Price estimation. “If you can reduce friction before the patient walks through your door, then you’re one step ahead of the game,” Law says. “The way to do that from a financial perspective is to emotionally prepare [patients] for what they’re going to owe before they arrive.”
Helping patients understand what they owe and why is key to developing an action plan for patient collections. A recent survey by HealthEdge linked increased price transparency to both improved patient satisfaction and patient payment rates. Giving patients accurate price estimates on the front-end — rather than expecting them to use online estimators at home — ensures patients understand their responsibility and gives them time to prepare, thereby improving providers’ likelihood of receiving payment.
Assessing propensity to pay.What a patient owes and what he or she can afford may differ, especially when they are just returning to work and may have other bills to catch up on. Tools that forecast a patient’s ability to pay can be just as valuable as price estimators in developing more effective collection strategies.

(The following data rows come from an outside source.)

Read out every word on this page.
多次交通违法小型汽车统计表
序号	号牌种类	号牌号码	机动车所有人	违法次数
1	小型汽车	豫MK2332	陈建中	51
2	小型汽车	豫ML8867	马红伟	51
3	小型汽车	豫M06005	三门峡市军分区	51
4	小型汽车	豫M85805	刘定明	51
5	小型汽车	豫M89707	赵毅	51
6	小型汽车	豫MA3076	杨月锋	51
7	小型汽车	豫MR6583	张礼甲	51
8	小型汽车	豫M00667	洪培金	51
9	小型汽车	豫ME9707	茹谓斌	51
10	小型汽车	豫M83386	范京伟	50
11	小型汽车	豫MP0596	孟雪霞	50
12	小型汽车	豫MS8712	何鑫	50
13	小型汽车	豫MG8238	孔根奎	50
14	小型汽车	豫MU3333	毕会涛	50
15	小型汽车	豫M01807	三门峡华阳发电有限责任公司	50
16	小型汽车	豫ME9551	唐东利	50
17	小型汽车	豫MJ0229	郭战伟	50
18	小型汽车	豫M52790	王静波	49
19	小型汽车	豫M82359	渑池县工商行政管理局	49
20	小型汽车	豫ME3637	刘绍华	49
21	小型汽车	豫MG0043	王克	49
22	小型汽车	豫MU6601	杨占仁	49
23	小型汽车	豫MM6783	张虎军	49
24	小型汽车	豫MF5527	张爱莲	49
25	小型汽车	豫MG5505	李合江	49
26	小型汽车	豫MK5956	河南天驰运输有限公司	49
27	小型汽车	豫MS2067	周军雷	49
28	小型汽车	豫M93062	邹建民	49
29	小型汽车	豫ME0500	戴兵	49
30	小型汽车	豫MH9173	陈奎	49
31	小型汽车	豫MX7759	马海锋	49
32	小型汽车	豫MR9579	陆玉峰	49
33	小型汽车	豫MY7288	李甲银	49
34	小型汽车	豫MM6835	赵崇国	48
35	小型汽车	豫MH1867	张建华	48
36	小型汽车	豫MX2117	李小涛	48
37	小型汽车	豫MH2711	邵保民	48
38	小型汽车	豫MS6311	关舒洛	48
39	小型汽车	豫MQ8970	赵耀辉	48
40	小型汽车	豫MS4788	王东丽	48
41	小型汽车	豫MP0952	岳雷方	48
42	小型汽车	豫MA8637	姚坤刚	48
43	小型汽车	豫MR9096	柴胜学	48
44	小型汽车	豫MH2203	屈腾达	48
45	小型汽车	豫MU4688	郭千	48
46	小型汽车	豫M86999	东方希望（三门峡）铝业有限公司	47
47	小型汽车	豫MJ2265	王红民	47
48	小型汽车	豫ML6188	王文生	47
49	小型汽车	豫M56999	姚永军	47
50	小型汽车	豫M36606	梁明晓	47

These tools help organizations fine-tune the financial counseling aspect of making payments by determining a patient’s likelihood of paying out-of-pocket expenses based on credit history and past payment behaviors, among other factors. This knowledge enables patient services employees to connect patients with appropriate payment options or financial assistance in advance of services.
Law sees a significant opportunity for growth in this area. Only 14 percent of providers use advanced modeling tools for predicting patients’ propensity to pay in 2017, according to a survey of 125 CFOs and revenue cycle executives.

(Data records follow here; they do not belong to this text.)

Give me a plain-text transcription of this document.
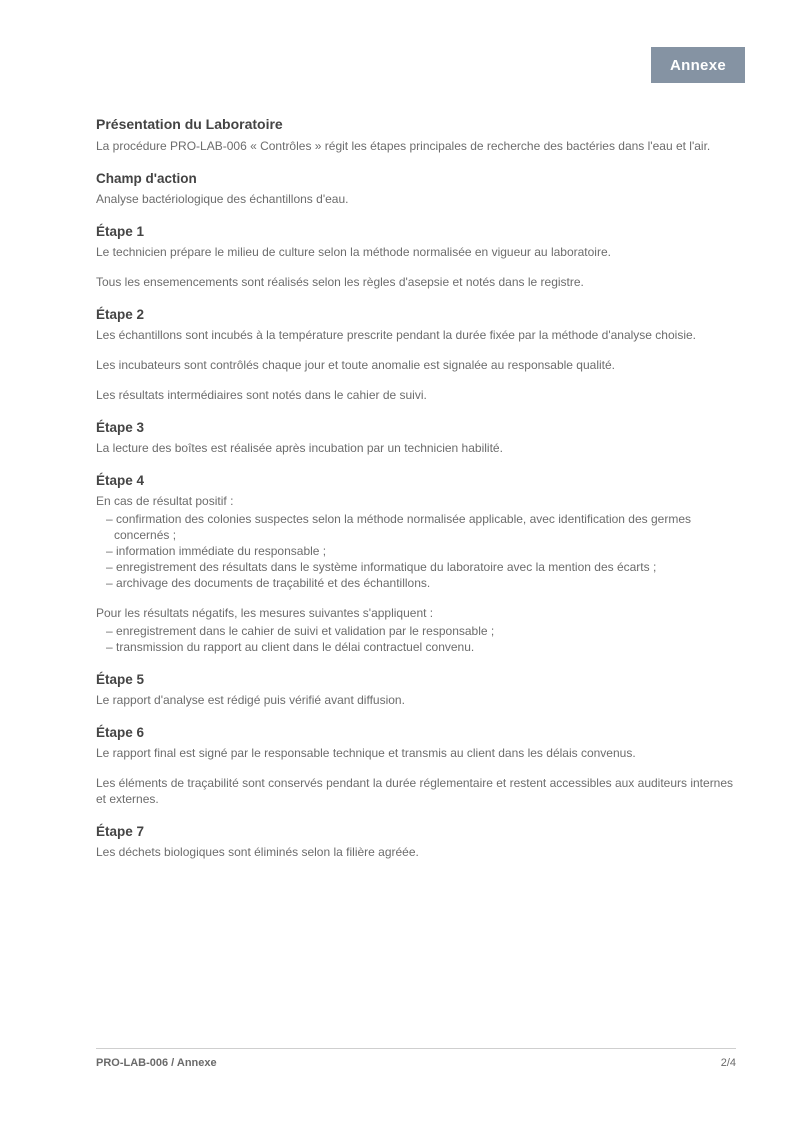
Annexe
Présentation du Laboratoire

La procédure PRO-LAB-006 « Contrôles » régit les étapes principales de recherche des bactéries dans l'eau et l'air.

Champ d'action

Analyse bactériologique des échantillons d'eau.

Étape 1

Le technicien prépare le milieu de culture selon la méthode normalisée en vigueur au laboratoire.

Tous les ensemencements sont réalisés selon les règles d'asepsie et notés dans le registre.

Étape 2

Les échantillons sont incubés à la température prescrite pendant la durée fixée par la méthode d'analyse choisie.

Les incubateurs sont contrôlés chaque jour et toute anomalie est signalée au responsable qualité.

Les résultats intermédiaires sont notés dans le cahier de suivi.

Étape 3

La lecture des boîtes est réalisée après incubation par un technicien habilité.

Étape 4

En cas de résultat positif :

– confirmation des colonies suspectes selon la méthode normalisée applicable, avec identification des germes concernés ;
– information immédiate du responsable ;
– enregistrement des résultats dans le système informatique du laboratoire avec la mention des écarts ;
– archivage des documents de traçabilité et des échantillons.

Pour les résultats négatifs, les mesures suivantes s'appliquent :

– enregistrement dans le cahier de suivi et validation par le responsable ;
– transmission du rapport au client dans le délai contractuel convenu.
Étape 5

Le rapport d'analyse est rédigé puis vérifié avant diffusion.

Étape 6

Le rapport final est signé par le responsable technique et transmis au client dans les délais convenus.

Les éléments de traçabilité sont conservés pendant la durée réglementaire et restent accessibles aux auditeurs internes et externes.

Étape 7

Les déchets biologiques sont éliminés selon la filière agréée.

PRO-LAB-006 / Annexe	2/4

Flexible communication infrastructure.Patient financial engagement means understanding the patient population’s diverse needs and what the healthcare organization is doing to meet each patient where they are, Law says.
For instance, baby boomers may want a printed statement with the option to speak to someone on the phone about their bill before writing a check. Millennials, accustomed to ordering services through digital devices, might be more comfortable interacting with the revenue cycle using a mobile app. While these individuals may be struggling with mental health or reduced budgets due to the COVID-19 pandemic, meeting them where they are increases their likelihood to pay or at least stay engaged in conversation.
Using patient demographics, providers can enhance patient financial engagement by investing in flexible communication strategies that put patients in control of their financial interactions.
By providing patients with a range of communication channels and opportunities, patients are more likely to engage with the channel that works best for them, thereby improving patient engagement and providers’ chances of recouping payment.
Picking the right financial partner
Taking the time to make provider-patient financial communication more efficient and cost-effective is not just about the bottom line anymore. It’s about extending the hand of emotional consideration and humanizing the financial side of healthcare at a time when doctors, administrators, staff, patients, and everyone else need empathy and understanding.
Choosing the right financial solutions partner is key to satisfying parties on both sides of the table and staying true to deeper values during this global crisis and the resulting period of recovery that will inevitably come.
“Financial relationship management tools ensure the sanctity between provider and patient remains intact,” Law says. “The patient has their health, and their doctor gets paid. In the end, the results positively impact the relationship and keep us all moving forward.”